Tuesday, February 5, 2008

Memorability and Significance


There was a post on the Ask Liz Ryan discussion group about being memorable - so that when you meet other people, they don't immediately forget you about you.

This is a great topic because if you have ever experienced it, you know the particular mix of feelings - dismay, disconcertedness and irritation, for instance - that go along with being forgotten by a person you've met, had numerous heartfelt conversations with, or even shared a meal with. It stinks to have people forget you, no doubt about it.

So the topic was "how can I become more memorable?" Here are my thoughts.

There are ways that are commonly suggested to networkers to help people remember that they've already met you. One is to wear the same lapel pin all the time, or different lapel pins with the same motif, such as zebras or goldfish.

This is a good suggestion - in my experience, it works. When I see that zebra or goldfish, I think "Okay, I've met her before." The zebra or goldfish helps to do something. A good question is "What does the zebra or goldfish do?" It causes some neurons to fire, and say "You know her." The zebra lady's memorability quotient goes up.

Now, let's ask this followup question: what do we want to be memorable for?

Here in our town, there is a young man of about 20 who has his whole face tattooed. It's a bit shocking. I feel bad for him, and as a mom, I feel bad for his mom. Whatever this young man may have accomplished or may yet accomplish, everyone knows him because his face is tattooed. The teenagers call the poor young man "Face." There is another young man in town whose face is half-covered by a tattoo. The kids call this fellow "Half-Face." You see one of these guys, you won't forget him. The memorability level for both of them is off the charts.

And here's the thing - we don't know anything about these two guys, Face and Half-Face.

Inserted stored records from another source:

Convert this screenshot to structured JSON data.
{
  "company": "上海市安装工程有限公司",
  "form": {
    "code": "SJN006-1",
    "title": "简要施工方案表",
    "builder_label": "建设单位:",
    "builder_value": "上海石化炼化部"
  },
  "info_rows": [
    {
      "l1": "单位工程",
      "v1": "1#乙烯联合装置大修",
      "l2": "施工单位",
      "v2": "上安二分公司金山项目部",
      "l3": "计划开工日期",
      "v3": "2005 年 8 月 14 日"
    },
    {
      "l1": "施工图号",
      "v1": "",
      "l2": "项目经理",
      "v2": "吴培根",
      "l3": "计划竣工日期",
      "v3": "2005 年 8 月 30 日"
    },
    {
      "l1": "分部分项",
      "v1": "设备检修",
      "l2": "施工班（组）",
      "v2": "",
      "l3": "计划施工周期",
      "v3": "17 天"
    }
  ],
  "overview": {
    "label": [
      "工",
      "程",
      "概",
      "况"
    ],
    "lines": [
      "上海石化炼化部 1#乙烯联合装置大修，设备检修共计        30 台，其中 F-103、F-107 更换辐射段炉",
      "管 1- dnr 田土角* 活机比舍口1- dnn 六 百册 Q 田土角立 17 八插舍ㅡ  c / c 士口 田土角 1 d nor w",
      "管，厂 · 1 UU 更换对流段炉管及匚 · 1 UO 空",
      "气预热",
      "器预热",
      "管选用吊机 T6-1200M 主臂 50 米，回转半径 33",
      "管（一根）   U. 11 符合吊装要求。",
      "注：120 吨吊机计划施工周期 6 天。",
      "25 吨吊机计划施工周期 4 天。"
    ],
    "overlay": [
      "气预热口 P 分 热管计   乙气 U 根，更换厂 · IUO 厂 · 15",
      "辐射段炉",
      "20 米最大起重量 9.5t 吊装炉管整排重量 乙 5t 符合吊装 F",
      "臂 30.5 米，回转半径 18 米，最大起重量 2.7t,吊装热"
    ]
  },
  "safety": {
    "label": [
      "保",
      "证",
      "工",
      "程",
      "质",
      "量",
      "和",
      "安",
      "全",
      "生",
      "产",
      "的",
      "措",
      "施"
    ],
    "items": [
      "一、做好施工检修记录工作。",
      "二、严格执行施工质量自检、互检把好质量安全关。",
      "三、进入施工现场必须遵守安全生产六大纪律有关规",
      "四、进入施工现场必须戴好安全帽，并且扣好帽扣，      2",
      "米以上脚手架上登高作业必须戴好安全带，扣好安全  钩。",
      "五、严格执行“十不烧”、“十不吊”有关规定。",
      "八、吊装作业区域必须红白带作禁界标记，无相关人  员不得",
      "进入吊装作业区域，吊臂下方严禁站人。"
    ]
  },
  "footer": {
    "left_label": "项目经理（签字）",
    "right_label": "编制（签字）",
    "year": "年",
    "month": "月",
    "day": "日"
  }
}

One may play the cello and the other one may be incredible with animals, but all we know is that they opted to get their faces tattooed.

Memorability is not the same as significance. I had a neighbor across the street for four years. I knew the guy did not register me - I'd say Hi and he'd say Hi and I was not on his radar screen in the slightest degree. I went to eat lunch with a friend, and the friend said "Oh, let me introduce you to Terry!" I smiled, because I recognized Terry as my former across-the-street neighbor and I knew that when my friend introduced us, he'd say "Nice to meet you," and of course that's what happened. I was not significant to him. It's not hard to see why. He saw me schlepping around town with my kids, smaller than his kids, and I'm sure he thought "a mom" and that was that. We never talked about business or the arts or politics or anything else. The conversation never went that far. I could say "his loss" but I don't feel that way - after all, none of us has time to meet all of the six billion people in the world. My significance (and memorability) to Terry was very low. That is reality - it's not a problem. Had Terry and I had lunch or sat in committee meetings together, if he forgot that we'd met, I would be concerned.

So if that happened and if I were concerned, I would work not on my memorability with Terry (lapel pins etc.) but on the significance of our interaction. If I had a reason to be known to Terry, e.g., we served on a committee together, I'd try for a conversation that found common ground in our interests. I'd get to know enough about him to create a bond based on what Terry cares about.

Significance is more important than memorability, in my view. It is easy to be known and to remembered for what we are known for - a loud laugh, a goofy introduction line, or a face-sized tattoo. It is a bit harder but more effective to become significant to the people whose connection we value.

I don't want Terry or anyone else to see me and start firing neurons that say "I've met her - I see that zebra pin." If I am significant to the people I care to know and be known by, they won't forget me. That's my plan for this lifetime. Next lifetime, I may opt for that half-face tattoo.